Motor City Case Raises Red Flags on Redlining

Last week the Department of Justice reached a settlement with Citizens Republic Bancorp in a lawsuit alleging redlining discrimination in Detroit. The suit said Citizens violated fair-lending laws by serving the credit needs of predominantly white neighborhoods to a significantly greater extent than the credit needs of majority black neighborhoods.

Thomas Perez, assistant attorney general in charge of the Justice Department's civil rights division, was quoted in the Detroit News as calling the settlement "innovative" and saying it may serve as a model in other areas. He said the department was involved in 60 cases nationwide concerning similar accusations of discriminatory lending.

The $3.6 million settlement includes provisions under which Citizens will open a loan production office in a majority black neighborhood, partner with the City of Detroit to administer a $1.625 million grant program for existing homeowners, invest at least $1.5 million to increase residential mortgage credit in majority black census tracts and spend $500,000 for outreach and financial education.

The settlement crystallizes several trends of interest to banks concerned about redlining and other fair-lending matters:

  • You buy it, you own it, warts and all. The Federal Reserve referred the matter to the Justice Department based on its finding that Citizens had engaged in a pattern or practice of redlining from 2006 to 2008. That finding was predicated in large part on lending data from Republic Bank, which merged with Citizens in 2007. Nevertheless, the Justice Department alleged that Citizens, by not adequately addressing Republic's redlining patterns and practices, continued them.
  • The Justice Department wants banks to have a physical presence in the inner city. The settlement provides that Citizens' new LPO must "bear signage similar to that used for Citizens Bank branch offices [and be] in a retail-oriented space in a visible location." While the settlement acknowledges that opening a full-service branch in Detroit is not feasible now given Citizens' financial condition and Detroit's weak economy, it also contains provisions that could allow for the Justice Department to require Citizens to open such a branch. Citizens must continue to evaluate the feasibility of a branch in a majority-black census tract and regularly report its evaluations to the Justice Department. The settlement ominously provides that the "United States reserves the right to move this Court to impose an appropriate remedy in the event that the parties cannot reach an agreement regarding the feasibility" of opening a branch in a majority-black census tract.
  • CRA assessment-area delineations can be used against you in a court of law. After its merger with Republic, Citizens adopted Republic's Community Reinvestment Act assessment area for metropolitan Detroit. According to the Justice Department complaint, that delineation "formed a virtual horseshoe around and excluded most majority-black census tracts in the City of Detroit."
  • Fair-lending compliance trumps CRA compliance. In its public performance evaluation of Citizens' CRA compliance, the Fed called its CRA performance "satisfactory." However, because of its alleged noncompliance with the fair-lending laws, its rating was lowered to "needs to improve."

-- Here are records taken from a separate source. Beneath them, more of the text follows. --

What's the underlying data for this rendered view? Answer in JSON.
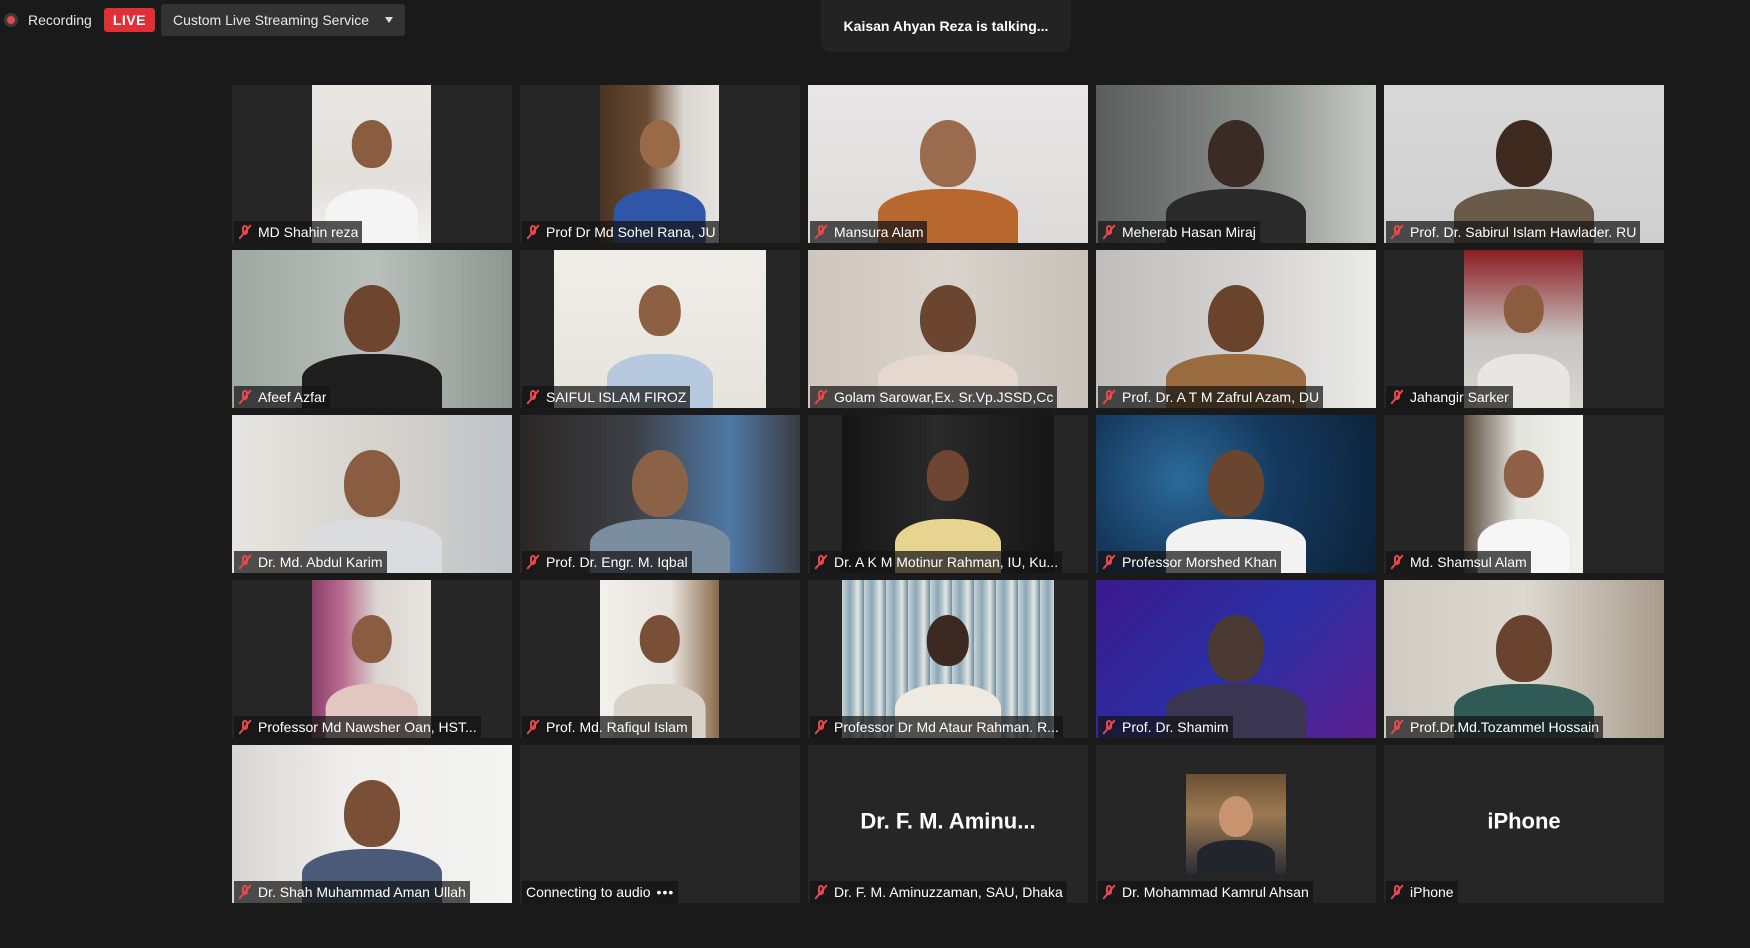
{
  "topbar": {
    "recording_label": "Recording",
    "live_label": "LIVE",
    "stream_label": "Custom Live Streaming Service"
  },
  "speaker_banner": "Kaisan Ahyan Reza is talking...",
  "colors": {
    "background": "#1a1a1a",
    "tile_background": "#262626",
    "live_red": "#e02f35",
    "muted_icon_red": "#e5484d"
  },
  "participants": [
    {
      "name": "MD Shahin reza",
      "muted": true
    },
    {
      "name": "Prof Dr Md Sohel Rana, JU",
      "muted": true
    },
    {
      "name": "Mansura Alam",
      "muted": true
    },
    {
      "name": "Meherab Hasan Miraj",
      "muted": true
    },
    {
      "name": "Prof. Dr. Sabirul Islam Hawlader. RU",
      "muted": true
    },
    {
      "name": "Afeef Azfar",
      "muted": true
    },
    {
      "name": "SAIFUL ISLAM FIROZ",
      "muted": true
    },
    {
      "name": "Golam Sarowar,Ex. Sr.Vp.JSSD,Cc",
      "muted": true
    },
    {
      "name": "Prof. Dr. A T M Zafrul Azam, DU",
      "muted": true
    },
    {
      "name": "Jahangir Sarker",
      "muted": true
    },
    {
      "name": "Dr. Md. Abdul Karim",
      "muted": true
    },
    {
      "name": "Prof. Dr.  Engr. M. Iqbal",
      "muted": true
    },
    {
      "name": "Dr. A K M Motinur Rahman, IU, Ku...",
      "muted": true
    },
    {
      "name": "Professor Morshed Khan",
      "muted": true
    },
    {
      "name": "Md. Shamsul Alam",
      "muted": true
    },
    {
      "name": "Professor Md Nawsher Oan,  HST...",
      "muted": true
    },
    {
      "name": "Prof. Md. Rafiqul Islam",
      "muted": true
    },
    {
      "name": "Professor Dr Md  Ataur Rahman. R...",
      "muted": true
    },
    {
      "name": "Prof. Dr. Shamim",
      "muted": true
    },
    {
      "name": "Prof.Dr.Md.Tozammel Hossain",
      "muted": true
    },
    {
      "name": "Dr. Shah Muhammad Aman Ullah",
      "muted": true
    },
    {
      "name": "Connecting to audio",
      "status": "connecting"
    },
    {
      "name": "Dr. F. M. Aminuzzaman, SAU, Dhaka",
      "muted": true,
      "display_name": "Dr. F. M. Aminu..."
    },
    {
      "name": "Dr. Mohammad Kamrul Ahsan",
      "muted": true
    },
    {
      "name": "iPhone",
      "muted": true,
      "display_name": "iPhone"
    }
  ],
  "connecting_dots": "•••"
}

Here are broad recommendations for banks:

  • Address any fair-lending exposure that may result from an acquisition or merger. Citizens may have been able to mitigate its exposure to Republic's disparities had it expeditiously identified and addressed any concerns. The Justice Department's complaint focused in part on Citizens' post-merger activity, noting that it opened a limited-service ATM in Detroit "well after the Board started its fair-lending examination" and that it failed to include Detroit in its CRA assessment area until after the Fed informed Citizens that the delineation violated the CRA and the Justice Department informed Citizens of its redlining investigation.
  • Review your branch locations. Citizens has a major presence in the Detroit metropolitan area, but no branches in Detroit itself. This raised a red flag to banking regulators and the Justice Department, which said Citizens "engaged in a race-based pattern of locating or acquiring branch offices." Institutions with little or no branch presence in an inner city but a considerable presence elsewhere in the same metropolitan area should consider expanding their branch system to the inner city.
  • Delineate your CRA assessment area so it does not exclude majority-minority census tracts. The Justice Department cited Citizens' "horseshoe"-shaped CRA assessment area, which excluded most of Detroit, as evidence of its intent to redline. Banks should include whole cities, counties or metropolitan areas in their CRA assessment areas to avoid delineations that translate into maps showing that adjacent high-minority areas are not part of the banks' community.
  • Make sure your internal assessment of fair-lending performance addresses redlining charges. In addition to reviewing branch locations and CRA assessment areas, banks should monitor loan data to determine whether an appropriate volume of applications and originations emanate from minority areas and individuals. You should also be able to demonstrate involvement with community development and advocacy organizations and ensure that any public pronouncements on service strategies include minority areas and residents. The Justice Department cited as evidence of redlining a Citizens SEC filing that omitted Detroit from the areas it planned to serve.

Regulatory emphasis on fair lending will continue to increase with stepped-up enforcement from the Justice Department, the new Consumer Financial Protection Bureau and increasingly active state attorneys general. Banks can learn about enforcement trends from public fair-lending settlements and use that knowledge to adjust their own fair-lending compliance efforts.